The automated lab can run thousands of experiments simultaneously, saving biotechnology researchers from wasting hours with pipettes and Petri dishes.
That DNA will be turned into biological 'devices' - mini production centres for antibiotics, vaccines and even fuels.
"We want to have a very standardised, almost open-source model where people can access the data from the Foundry as part of the process of synthetic biology," said Professor Paul Freemont, head of molecular biosciences at Imperial College.
"Synthetic biology is an extension of biotechnology. It's about harnessing biology in a much more efficient way, to do stuff for us.
"To manufacture things, to make things, using biological cells as essentially little factories or using them even as biosensors."
The Government has identified synthetic biology as one of eight 'great technologies' where the UK can excel.
"We've been using biology for 5,000 years or more," Professor Freemont said.
"What we're doing is now much more detailed.

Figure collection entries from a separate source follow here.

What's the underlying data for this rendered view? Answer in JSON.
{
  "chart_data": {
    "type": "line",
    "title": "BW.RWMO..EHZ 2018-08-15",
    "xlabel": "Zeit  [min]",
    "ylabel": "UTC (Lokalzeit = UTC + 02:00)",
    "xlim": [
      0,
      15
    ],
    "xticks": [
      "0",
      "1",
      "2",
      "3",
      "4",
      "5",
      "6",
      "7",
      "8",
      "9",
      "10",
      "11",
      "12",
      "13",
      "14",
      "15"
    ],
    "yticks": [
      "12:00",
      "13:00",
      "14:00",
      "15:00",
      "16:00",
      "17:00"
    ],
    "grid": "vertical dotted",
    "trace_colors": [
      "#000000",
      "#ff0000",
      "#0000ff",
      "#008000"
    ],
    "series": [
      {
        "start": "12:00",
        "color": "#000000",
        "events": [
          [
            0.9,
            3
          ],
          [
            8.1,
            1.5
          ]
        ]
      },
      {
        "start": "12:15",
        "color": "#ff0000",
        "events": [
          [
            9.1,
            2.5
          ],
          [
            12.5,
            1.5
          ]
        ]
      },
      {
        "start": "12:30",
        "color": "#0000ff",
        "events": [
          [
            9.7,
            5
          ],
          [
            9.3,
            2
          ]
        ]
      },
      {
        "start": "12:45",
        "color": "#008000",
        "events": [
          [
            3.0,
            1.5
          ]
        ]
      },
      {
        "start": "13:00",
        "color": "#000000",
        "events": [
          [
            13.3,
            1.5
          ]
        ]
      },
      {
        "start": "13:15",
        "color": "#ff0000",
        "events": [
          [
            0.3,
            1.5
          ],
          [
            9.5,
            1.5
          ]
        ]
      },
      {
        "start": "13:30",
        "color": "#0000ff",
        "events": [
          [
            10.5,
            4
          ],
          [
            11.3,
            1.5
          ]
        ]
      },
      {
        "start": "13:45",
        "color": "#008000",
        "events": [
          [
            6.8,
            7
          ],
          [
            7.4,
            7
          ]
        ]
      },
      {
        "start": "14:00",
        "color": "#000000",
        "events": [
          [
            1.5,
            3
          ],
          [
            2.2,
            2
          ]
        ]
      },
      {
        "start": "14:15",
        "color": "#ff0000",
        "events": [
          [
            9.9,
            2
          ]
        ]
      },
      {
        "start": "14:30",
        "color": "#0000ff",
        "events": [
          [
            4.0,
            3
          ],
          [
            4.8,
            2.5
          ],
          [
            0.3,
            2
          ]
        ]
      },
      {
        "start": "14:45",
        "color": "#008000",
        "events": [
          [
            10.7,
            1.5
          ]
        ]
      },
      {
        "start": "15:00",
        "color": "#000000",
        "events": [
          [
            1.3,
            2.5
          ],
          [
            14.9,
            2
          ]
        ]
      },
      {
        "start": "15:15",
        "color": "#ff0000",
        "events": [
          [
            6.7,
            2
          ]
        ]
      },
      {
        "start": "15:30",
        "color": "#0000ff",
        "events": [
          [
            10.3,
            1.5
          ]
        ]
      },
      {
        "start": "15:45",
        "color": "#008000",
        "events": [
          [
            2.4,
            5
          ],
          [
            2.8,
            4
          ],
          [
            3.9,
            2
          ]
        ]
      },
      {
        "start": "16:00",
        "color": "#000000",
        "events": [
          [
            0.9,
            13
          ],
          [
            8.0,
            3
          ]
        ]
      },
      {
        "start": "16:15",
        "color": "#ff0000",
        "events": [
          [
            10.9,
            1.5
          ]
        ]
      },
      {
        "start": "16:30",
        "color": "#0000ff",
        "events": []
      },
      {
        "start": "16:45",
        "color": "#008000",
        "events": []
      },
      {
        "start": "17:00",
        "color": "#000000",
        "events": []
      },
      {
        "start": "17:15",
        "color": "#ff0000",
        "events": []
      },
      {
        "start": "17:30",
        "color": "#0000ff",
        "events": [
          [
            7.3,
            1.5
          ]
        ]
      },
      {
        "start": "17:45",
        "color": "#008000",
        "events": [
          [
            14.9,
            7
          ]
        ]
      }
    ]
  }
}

We're beginning to really design and engineer biological systems. Which is, I think, a natural evolution, but it is a transformation as well."
"This is the future of how we're going to build and manufacture really complex molecules like drugs, pharmaceuticals, even commodity chemicals."
Synthetic biology has been booming since the decoding of the human genome in 2000 - especially over the last three years, thanks to a new technique for gene editing called CRISPR.
New synthetic biology companies are springing up across the UK.
Chloe Gui, the co-founder and CEO of Aranex, is using CRISPR to create non-allergenic peanuts so that the one in 100 people in the UK who are allergic can eat them.
"The great thing about CRISPR is it's much easier than technologies used in the past," she told Sky News.
At a time when more traditional manufacturing industries in this country are in crisis, synthetic biology is one area where the UK is a genuine world leader.
It's an industry of the future - one that will hopefully arrive soon.